Astarte is currently receiving medical treatment, and seeing an orthopedic surgeon, for fractured bones in her leg and pelvis. She didn’t attend the press conference because she didn’t want people to see her injuries, according to her mother.
“I tried to get her to come, but she just said she didn’t want to come,” Washington said. “She didn’t want to be in the camera. She didn’t want people to see her like that.”
On Memorial Day weekend, Chicago joined Minneapolis, Louisville and other cities across the country in days of civil unrest and protest following the police killings of George Floyd on May 25, Breonna Taylor on March 13 and countless others who have died at the hands of police and vigilantes.
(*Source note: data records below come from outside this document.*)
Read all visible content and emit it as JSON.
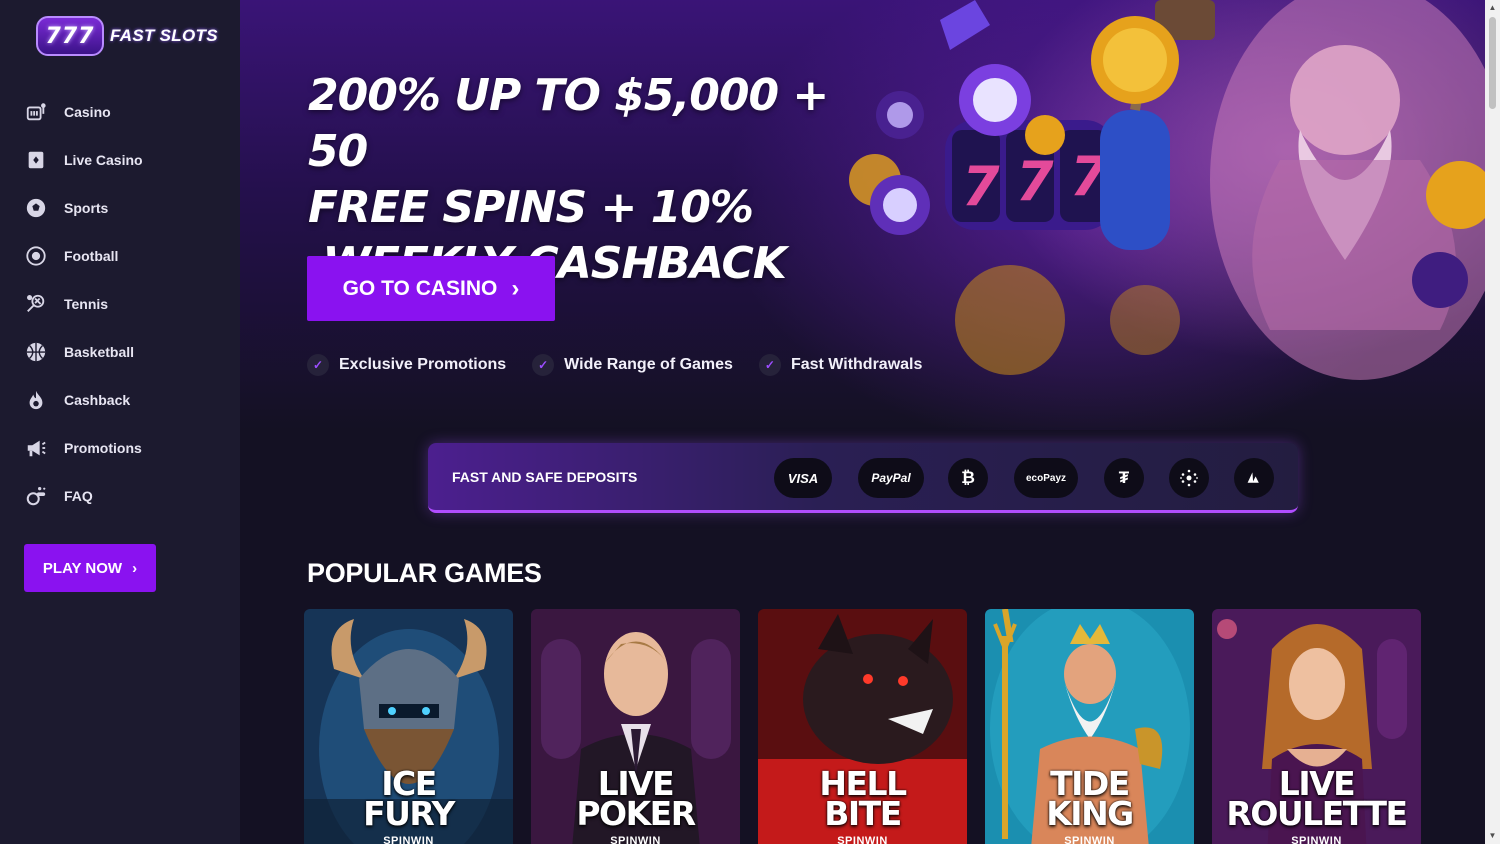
{
  "brand": {
    "badge": "777",
    "name": "FAST SLOTS"
  },
  "sidebar": {
    "items": [
      {
        "label": "Casino",
        "icon": "casino-icon"
      },
      {
        "label": "Live Casino",
        "icon": "live-casino-icon"
      },
      {
        "label": "Sports",
        "icon": "sports-icon"
      },
      {
        "label": "Football",
        "icon": "football-icon"
      },
      {
        "label": "Tennis",
        "icon": "tennis-icon"
      },
      {
        "label": "Basketball",
        "icon": "basketball-icon"
      },
      {
        "label": "Cashback",
        "icon": "cashback-icon"
      },
      {
        "label": "Promotions",
        "icon": "promotions-icon"
      },
      {
        "label": "FAQ",
        "icon": "faq-icon"
      }
    ],
    "play_label": "PLAY NOW"
  },
  "hero": {
    "title_lines": [
      "200% UP TO $5,000 + 50",
      "FREE SPINS + 10%",
      " WEEKLY CASHBACK"
    ],
    "cta_label": "GO TO CASINO",
    "features": [
      "Exclusive Promotions",
      "Wide Range of Games",
      "Fast Withdrawals"
    ]
  },
  "deposits": {
    "title": "FAST AND SAFE DEPOSITS",
    "methods": [
      {
        "label": "VISA",
        "icon": "visa-icon"
      },
      {
        "label": "PayPal",
        "icon": "paypal-icon"
      },
      {
        "label": "₿",
        "icon": "bitcoin-icon"
      },
      {
        "label": "ecoPayz",
        "icon": "ecopayz-icon"
      },
      {
        "label": "₮",
        "icon": "tether-icon"
      },
      {
        "label": "",
        "icon": "cardano-icon"
      },
      {
        "label": "",
        "icon": "avalanche-icon"
      }
    ]
  },
  "popular": {
    "title": "POPULAR GAMES",
    "games": [
      {
        "line1": "ICE",
        "line2": "FURY",
        "provider": "SPINWIN"
      },
      {
        "line1": "LIVE",
        "line2": "POKER",
        "provider": "SPINWIN"
      },
      {
        "line1": "HELL",
        "line2": "BITE",
        "provider": "SPINWIN"
      },
      {
        "line1": "TIDE",
        "line2": "KING",
        "provider": "SPINWIN"
      },
      {
        "line1": "LIVE",
        "line2": "ROULETTE",
        "provider": "SPINWIN"
      }
    ]
  },
  "colors": {
    "accent": "#8a12f0",
    "sidebar": "#1c1a2f",
    "background": "#141123"
  }
}
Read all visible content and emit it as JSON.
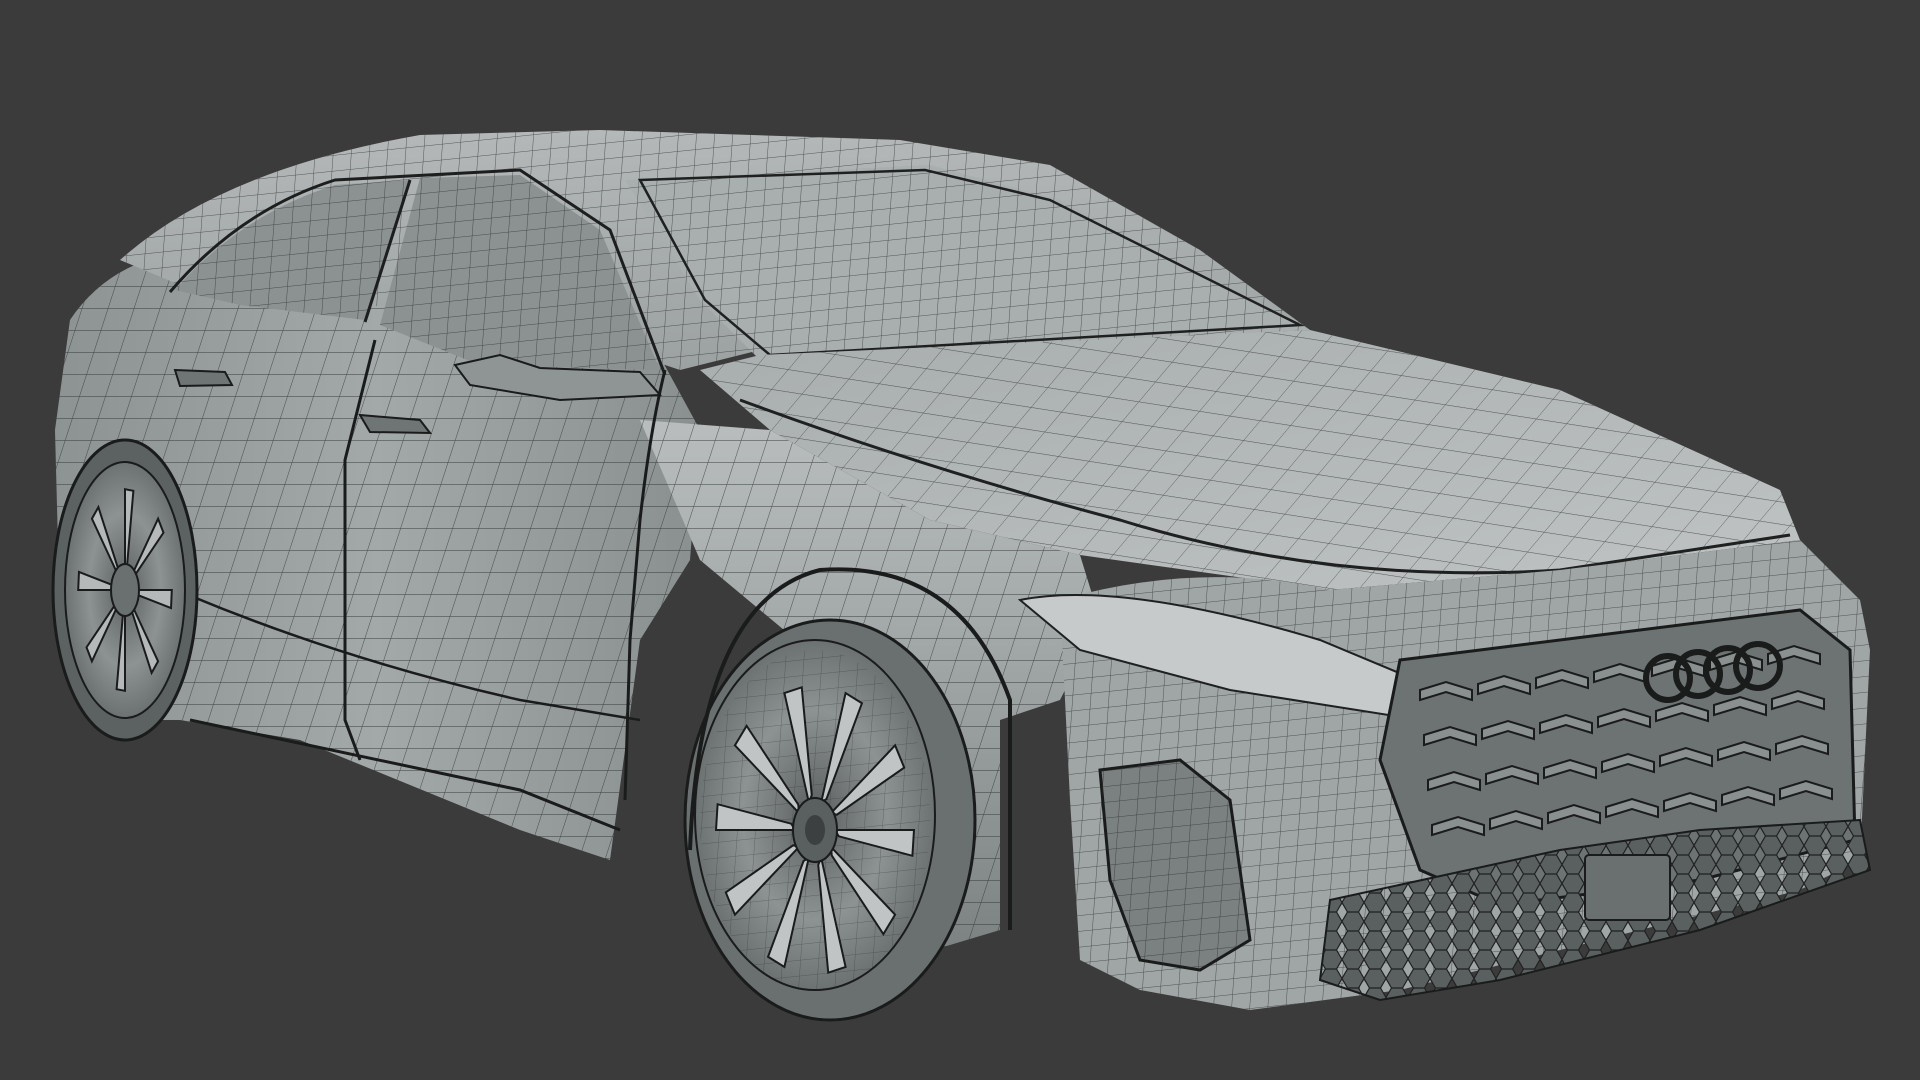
{
  "viewport": {
    "background_color": "#3b3b3b",
    "render_mode": "wireframe-on-shaded"
  },
  "model": {
    "subject": "car",
    "badge_icon": "four-rings-logo-icon",
    "body_color": "#9ea3a3",
    "wire_color": "#2a2c2c",
    "shade_light": "#c9cccc",
    "shade_dark": "#6f7474"
  }
}
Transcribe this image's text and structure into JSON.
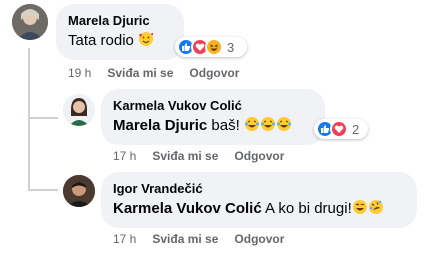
{
  "comments": [
    {
      "author": "Marela Djuric",
      "mention": "",
      "text": "Tata rodio",
      "reaction_count": "3",
      "time": "19 h",
      "like_label": "Sviđa mi se",
      "reply_label": "Odgovor"
    },
    {
      "author": "Karmela Vukov Colić",
      "mention": "Marela Djuric",
      "text": "baš!",
      "reaction_count": "2",
      "time": "17 h",
      "like_label": "Sviđa mi se",
      "reply_label": "Odgovor"
    },
    {
      "author": "Igor Vrandečić",
      "mention": "Karmela Vukov Colić",
      "text": "A ko bi drugi!",
      "reaction_count": "",
      "time": "17 h",
      "like_label": "Sviđa mi se",
      "reply_label": "Odgovor"
    }
  ],
  "icons": {
    "reactions_1": [
      "like-icon",
      "love-icon",
      "haha-icon"
    ],
    "reactions_2": [
      "like-icon",
      "love-icon"
    ]
  },
  "colors": {
    "bubble": "#f0f2f5",
    "like": "#1877f2",
    "love": "#f33e58",
    "meta": "#65676b"
  }
}
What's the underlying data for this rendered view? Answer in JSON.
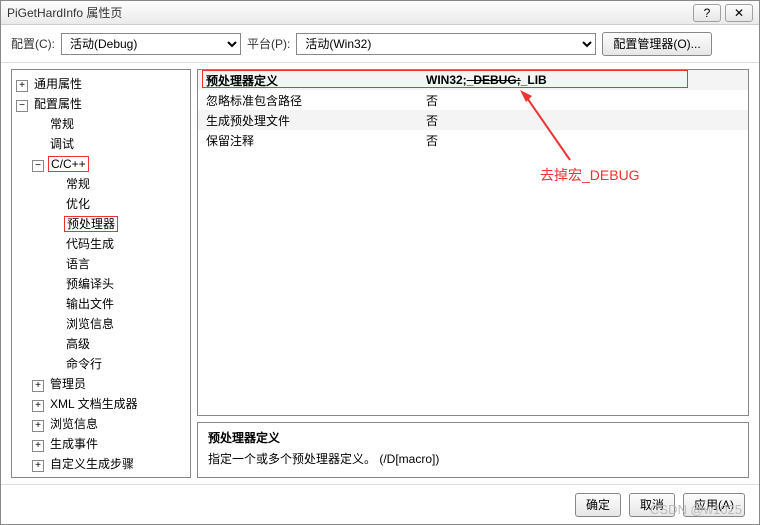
{
  "window": {
    "title": "PiGetHardInfo 属性页"
  },
  "toolbar": {
    "config_label": "配置(C):",
    "config_value": "活动(Debug)",
    "platform_label": "平台(P):",
    "platform_value": "活动(Win32)",
    "config_manager_btn": "配置管理器(O)..."
  },
  "tree": {
    "general": "通用属性",
    "config_props": "配置属性",
    "items": {
      "general": "常规",
      "debugging": "调试",
      "cpp": "C/C++",
      "cpp_general": "常规",
      "cpp_optimize": "优化",
      "cpp_preprocessor": "预处理器",
      "cpp_codegen": "代码生成",
      "cpp_language": "语言",
      "cpp_pch": "预编译头",
      "cpp_output": "输出文件",
      "cpp_browse": "浏览信息",
      "cpp_advanced": "高级",
      "cpp_cmdline": "命令行",
      "admin": "管理员",
      "xmldoc": "XML 文档生成器",
      "browse": "浏览信息",
      "build_events": "生成事件",
      "custom_build": "自定义生成步骤"
    }
  },
  "grid": {
    "rows": [
      {
        "name": "预处理器定义",
        "value_prefix": "WIN32;",
        "value_strike": "_DEBUG;",
        "value_suffix": "_LIB"
      },
      {
        "name": "忽略标准包含路径",
        "value": "否"
      },
      {
        "name": "生成预处理文件",
        "value": "否"
      },
      {
        "name": "保留注释",
        "value": "否"
      }
    ]
  },
  "desc": {
    "title": "预处理器定义",
    "body": "指定一个或多个预处理器定义。     (/D[macro])"
  },
  "buttons": {
    "ok": "确定",
    "cancel": "取消",
    "apply": "应用(A)"
  },
  "annotation": "去掉宏_DEBUG",
  "watermark": "CSDN @w1025"
}
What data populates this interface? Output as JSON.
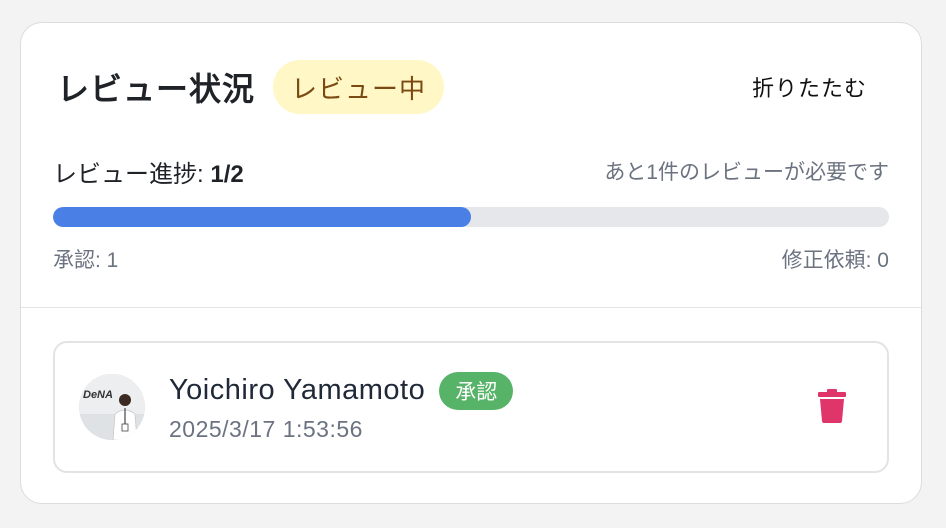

On the evening of May 30, Mayor Lori Lightfoot issued a city curfew at 9:00 p.m. following what she described as “criminal activity” during the day’s protests. On June 1, Gov. J.B. Pritzker called in 250 additional National Guardsmen and state police to assist law enforcement departments across the state.
On May 31 in Roseland on Chicago’s far South Side, protestors took the streets, along with individuals who engaged in looting neighborhood stores, seeking justice for Black lives murdered by police. However, Astarte wasn’t engaging in the protest on 111th and South Michigan Avenue that day, according to attorney Fakhouri. She and her older brother, Kevin Johnson, were heading to their home in the West Pullman neighborhood after leaving their grandmother’s house in the 9700 block of South Yale Avenue.
Because of the protests, Fakhouri said, the #34 Michigan bus route was out of service, which forced Astarte and her brother to walk home. That’s when they came across the large protest crowd on 111th and Michigan.